L'intrigue détourne les codes du conte jusqu'au malaise, dévoyant les figures traditionnelles de la sorcière et du Prince Charmant. Dell, avec son voile noir, son œil mort et ses manières brusques, semble l'incarnation idéale de la "méchante" traditionnelle. Sauf qu'avec sa manière de passer sans cesse du registre doucereux à la violence la plus excessive, sans compter son obsession de dispenser la vie éternelle, elle a un petit quelque chose de maléfique et de démoniaque qui la rend bien plus inquiétante. Quant à Dickens, l'amoureux transi, c'est un homme ayant l'esprit d'un garçon de dix ans, perpétuellement vêtu d'une tenue de plongée, trouillard et geignant, avec un goût certain pour les baisers mouillés. Pas anodine, cette vision de la petite Jeliza-Rose l'embrassant à pleine bouche… De même que l'aveu sur les pratiques peu orthodoxes de la mère de Noah ou les conséquences des jeux de Dickens sur la voie ferrée.

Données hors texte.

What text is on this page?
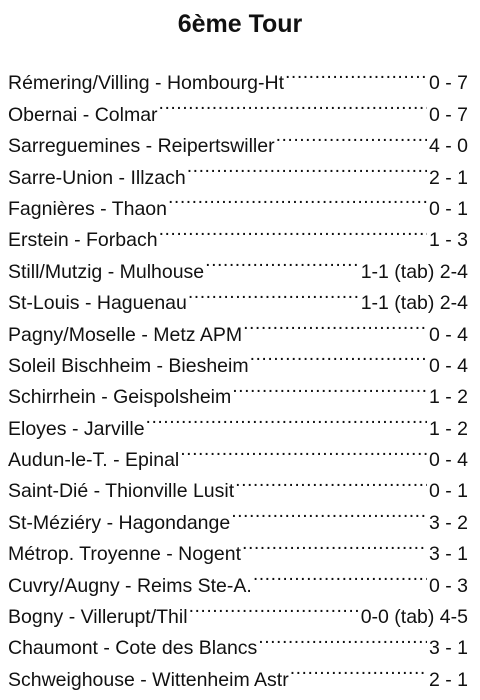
6ème Tour
Rémering/Villing - Hombourg-Ht .....	0 - 7
Obernai - Colmar .....	0 - 7
Sarreguemines - Reipertswiller .....	4 - 0
Sarre-Union - Illzach .....	2 - 1
Fagnières - Thaon .....	0 - 1
Erstein - Forbach .....	1 - 3
Still/Mutzig - Mulhouse .....	1-1 (tab) 2-4
St-Louis - Haguenau .....	1-1 (tab) 2-4
Pagny/Moselle - Metz APM .....	0 - 4
Soleil Bischheim - Biesheim .....	0 - 4
Schirrhein - Geispolsheim .....	1 - 2
Eloyes - Jarville .....	1 - 2
Audun-le-T. - Epinal .....	0 - 4
Saint-Dié - Thionville Lusit .....	0 - 1
St-Méziéry - Hagondange .....	3 - 2
Métrop. Troyenne - Nogent .....	3 - 1
Cuvry/Augny - Reims Ste-A. .....	0 - 3
Bogny - Villerupt/Thil .....	0-0 (tab) 4-5
Chaumont - Cote des Blancs .....	3 - 1
Schweighouse - Wittenheim Astr .....	2 - 1
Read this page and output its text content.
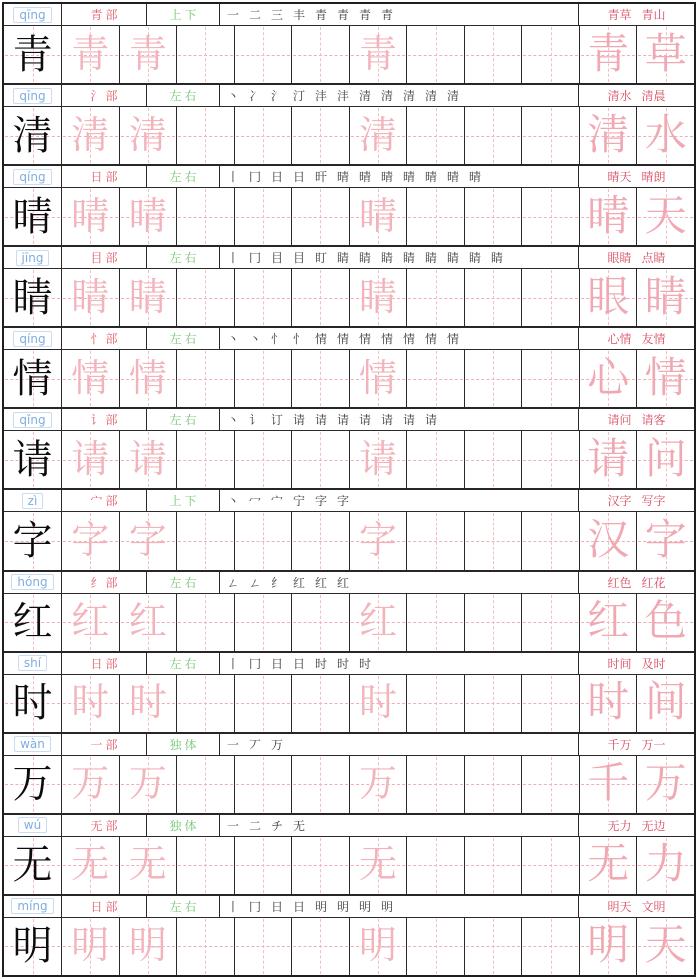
qīng	青部	上下 一 二 三 丰 青 青 青 青	青草 青山
青 青 青	青	青 草
qīng	氵部	左右 丶 冫 氵 汀 沣 沣 清 清 清 清 清	清水 清晨
清 清 清	清	清 水
qíng	日部	左右 丨 冂 日 日 旰 晴 晴 晴 晴 晴 晴 晴	晴天 晴朗
晴 晴 晴	晴	晴 天
jīng	目部	左右 丨 冂 目 目 盯 睛 睛 睛 睛 睛 睛 睛 睛	眼睛 点睛
睛 睛 睛	睛	眼 睛
qíng	忄部	左右 丶 丶 忄 忄 情 情 情 情 情 情 情	心情 友情
情 情 情	情	心 情
qǐng	讠部	左右 丶 讠 订 请 请 请 请 请 请 请	请问 请客
请 请 请	请	请 问
zì	宀部	上下 丶 冖 宀 宁 字 字	汉字 写字
字 字 字	字	汉 字
hóng	纟部	左右 ㄥ ㄥ 纟 红 红 红	红色 红花
红 红 红	红	红 色
shí	日部	左右 丨 冂 日 日 时 时 时	时间 及时
时 时 时	时	时 间
wàn	一部	独体 一 丆 万	千万 万一
万 万 万	万	千 万
wú	无部	独体 一 二 チ 无	无力 无边
无 无 无	无	无 力
míng	日部	左右 丨 冂 日 日 明 明 明 明	明天 文明
明 明 明	明	明 天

Fantaisie macabre déjantée
Chaque personnage cache sa part d'ombre et comme dans tous les contes, les adultes sont connotés négativement, il est impossible de compter sur eux. La mère n'en est pas vraiment une, et de toute façon elle meurt. Le père se repose plus sur sa fille qu'il ne l'épaule, et part en "vacances" prolongées. Dell ne se préoccupe pas de savoir comment une petite fille de neuf ans peut subsister seule et la laisse mourir de faim. Cruels, immatures, instables, voilà le portrait édifiant que dresse Gilliam des "grandes personnes", êtres irresponsables qui n'apportent que des déceptions. Jeliza-Rose, face à un tel environnement, n'a d'autre solution que de s'évader dans un ailleurs où, certes, ses poupées tiennent lieu d'adultes décérébrées sur lesquelles il faut veiller, mais où au moins c'est elle qui mène le jeu.

Dans le genre fantaisie macabre déjantée, Tideland fait preuve à la fois d'une grande inventivité et d'une grande force, mais aussi d'une volonté parfois gratuite de choquer. Derrière une mise en scène très maîtrisée et un scénario en béton armé, on sent poindre la texture expérimentale du projet. Abus de procédés grand-guignolesques, symbolisme maladroit, Terry Gilliam va quelquefois trop loin, comme s'il se laissait emporter malgré lui par les soubresauts émotionnels de son héroïne. Le spectateur, lui, nage en pleine confusion. Gilliam excelle si bien à créer une ambiance lugubre et paralysante, jouant de l'isolement des lieux et des caractères ambigus des personnages, que les frontières entre l'imaginaire, le fantasme, l'hallucination et la réalité sont totalement floues. Exactement comme Jeliza-Rose, on se révèle rapidement incapable de distinguer les séquences oniriques des scènes de pure horreur. Tout se joue alors dans le ressenti et dans l'émotion, empêchant toute interprétation rationnelle des faits. Deux heures dans l'esprit d'une petite fille immergée dans un cauchemar éveillé, fascinant, mais pas de tout repos.